The dietary laws and so forth, that bound the religious community of his time,
and which continue to bind the orthodox, were all based, he felt, on a
misunderstanding. It was a mistake to suppose that God wanted you to go on
living like that even today.
Didn’t he choose
circumcision in particular to exemplify the man-made nature of divine law?
Yes, and interestingly he thought that circumcision was
actually key to the survival of the Jews: it was a way in which they marked
themselves out and bound themselves together.
This was shocking at the time. Another thing that people found shocking
was Spinoza’s notion of religious toleration and of the separation between
church and state. So whether or not you think he was an atheist or a theist, he
was certainly a secularist. He thought that religion had no part to play in
politics. He was, by the way, writing in one of the most secular states at the
time, where there was most religious freedom: Holland.
Can you tell me
briefly how Spinoza did conceive of God?
He thinks of God as identical with nature, which is a slight
simplification of what he said, but will do for now. That is a radical
reinterpretation of the idea of God, but on the other hand Spinoza thinks that
there is a supreme being who is omnipotent, omniscient and omnipresent—which
are the traditional attributes of God. Because he does not think of God as a
personal being, however, morality ends up being secularised—because if God is
not like a person, then we should not think of him as having desires in the
ordinary sense, or as issuing commands, so we have to think of the relation
between God and morality in a new way. And Spinoza’s way is to say that God’s
law is justice, charity and the love of one’s neighbour, and if you let those
things govern your life, then you are in fact following God’s law. That’s all
it takes to be godly. One thing that follows from that, of course, is that you
can live a godly life while being an atheist. You might just want to do those
things anyway, even if you think there is no God. Just so long as you are
living a just and loving life, that’s the important thing about being godly.

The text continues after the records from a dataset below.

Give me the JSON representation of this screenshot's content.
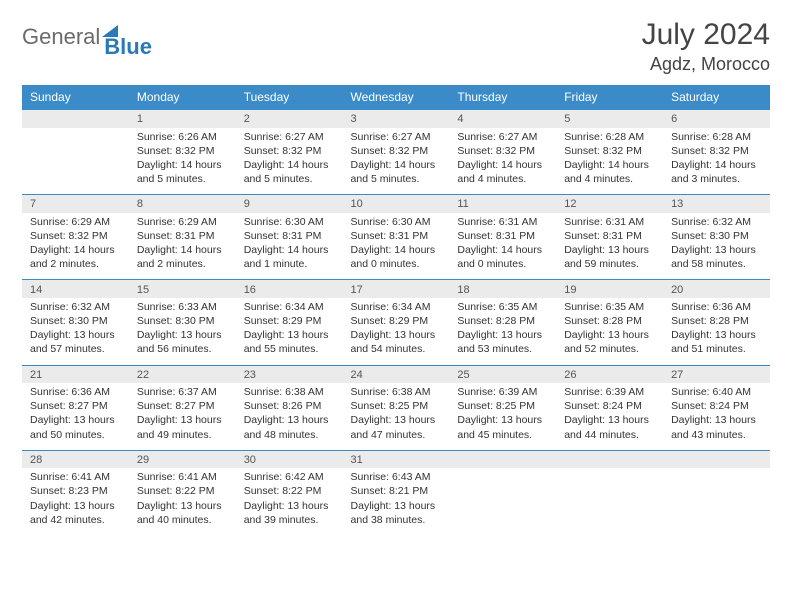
{
  "brand": {
    "part1": "General",
    "part2": "Blue"
  },
  "title": "July 2024",
  "location": "Agdz, Morocco",
  "colors": {
    "header_bg": "#3b8bc9",
    "header_text": "#ffffff",
    "numrow_bg": "#ebebeb",
    "numrow_border": "#3b8bc9",
    "body_text": "#333333",
    "page_bg": "#ffffff"
  },
  "dow": [
    "Sunday",
    "Monday",
    "Tuesday",
    "Wednesday",
    "Thursday",
    "Friday",
    "Saturday"
  ],
  "weeks": [
    {
      "nums": [
        "",
        "1",
        "2",
        "3",
        "4",
        "5",
        "6"
      ],
      "cells": [
        "",
        "Sunrise: 6:26 AM\nSunset: 8:32 PM\nDaylight: 14 hours and 5 minutes.",
        "Sunrise: 6:27 AM\nSunset: 8:32 PM\nDaylight: 14 hours and 5 minutes.",
        "Sunrise: 6:27 AM\nSunset: 8:32 PM\nDaylight: 14 hours and 5 minutes.",
        "Sunrise: 6:27 AM\nSunset: 8:32 PM\nDaylight: 14 hours and 4 minutes.",
        "Sunrise: 6:28 AM\nSunset: 8:32 PM\nDaylight: 14 hours and 4 minutes.",
        "Sunrise: 6:28 AM\nSunset: 8:32 PM\nDaylight: 14 hours and 3 minutes."
      ]
    },
    {
      "nums": [
        "7",
        "8",
        "9",
        "10",
        "11",
        "12",
        "13"
      ],
      "cells": [
        "Sunrise: 6:29 AM\nSunset: 8:32 PM\nDaylight: 14 hours and 2 minutes.",
        "Sunrise: 6:29 AM\nSunset: 8:31 PM\nDaylight: 14 hours and 2 minutes.",
        "Sunrise: 6:30 AM\nSunset: 8:31 PM\nDaylight: 14 hours and 1 minute.",
        "Sunrise: 6:30 AM\nSunset: 8:31 PM\nDaylight: 14 hours and 0 minutes.",
        "Sunrise: 6:31 AM\nSunset: 8:31 PM\nDaylight: 14 hours and 0 minutes.",
        "Sunrise: 6:31 AM\nSunset: 8:31 PM\nDaylight: 13 hours and 59 minutes.",
        "Sunrise: 6:32 AM\nSunset: 8:30 PM\nDaylight: 13 hours and 58 minutes."
      ]
    },
    {
      "nums": [
        "14",
        "15",
        "16",
        "17",
        "18",
        "19",
        "20"
      ],
      "cells": [
        "Sunrise: 6:32 AM\nSunset: 8:30 PM\nDaylight: 13 hours and 57 minutes.",
        "Sunrise: 6:33 AM\nSunset: 8:30 PM\nDaylight: 13 hours and 56 minutes.",
        "Sunrise: 6:34 AM\nSunset: 8:29 PM\nDaylight: 13 hours and 55 minutes.",
        "Sunrise: 6:34 AM\nSunset: 8:29 PM\nDaylight: 13 hours and 54 minutes.",
        "Sunrise: 6:35 AM\nSunset: 8:28 PM\nDaylight: 13 hours and 53 minutes.",
        "Sunrise: 6:35 AM\nSunset: 8:28 PM\nDaylight: 13 hours and 52 minutes.",
        "Sunrise: 6:36 AM\nSunset: 8:28 PM\nDaylight: 13 hours and 51 minutes."
      ]
    },
    {
      "nums": [
        "21",
        "22",
        "23",
        "24",
        "25",
        "26",
        "27"
      ],
      "cells": [
        "Sunrise: 6:36 AM\nSunset: 8:27 PM\nDaylight: 13 hours and 50 minutes.",
        "Sunrise: 6:37 AM\nSunset: 8:27 PM\nDaylight: 13 hours and 49 minutes.",
        "Sunrise: 6:38 AM\nSunset: 8:26 PM\nDaylight: 13 hours and 48 minutes.",
        "Sunrise: 6:38 AM\nSunset: 8:25 PM\nDaylight: 13 hours and 47 minutes.",
        "Sunrise: 6:39 AM\nSunset: 8:25 PM\nDaylight: 13 hours and 45 minutes.",
        "Sunrise: 6:39 AM\nSunset: 8:24 PM\nDaylight: 13 hours and 44 minutes.",
        "Sunrise: 6:40 AM\nSunset: 8:24 PM\nDaylight: 13 hours and 43 minutes."
      ]
    },
    {
      "nums": [
        "28",
        "29",
        "30",
        "31",
        "",
        "",
        ""
      ],
      "cells": [
        "Sunrise: 6:41 AM\nSunset: 8:23 PM\nDaylight: 13 hours and 42 minutes.",
        "Sunrise: 6:41 AM\nSunset: 8:22 PM\nDaylight: 13 hours and 40 minutes.",
        "Sunrise: 6:42 AM\nSunset: 8:22 PM\nDaylight: 13 hours and 39 minutes.",
        "Sunrise: 6:43 AM\nSunset: 8:21 PM\nDaylight: 13 hours and 38 minutes.",
        "",
        "",
        ""
      ]
    }
  ]
}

And I think it’s pretty plain that educated, moral, people today who are not
religious would say, yes, that’s roughly what I think: if you want to talk
about “God’s will”, you can say that living a moral life and doing God’s will
come to the same thing. So Spinoza was a very modern thinker, a long, way ahead
of his time.
Before we talk about
Hume, who is the author of the next book you’ve chosen, one of the things that
interested me about Spinoza was his rejection of Descartes’ mind/body dualism.
He collapses the difference between the material and the spiritual world and in
doing so he invites us to reject divine providence – the notion of a God who is
different from nature and who is organising nature from outside. And by the
same token he invites us to see that our own freedom is not so much the freedom
to change what happens to us as to understand why it happens. Spinoza argues
that once we understand this properly, we will understand that reality is the
only perfection, and this is also what it means to become more godly.
Spinoza certainly had an unusual conception of freedom. To
be free, for him, is to understand the ways in which you are determined. That
is one of the hardest things to understand in Spinoza.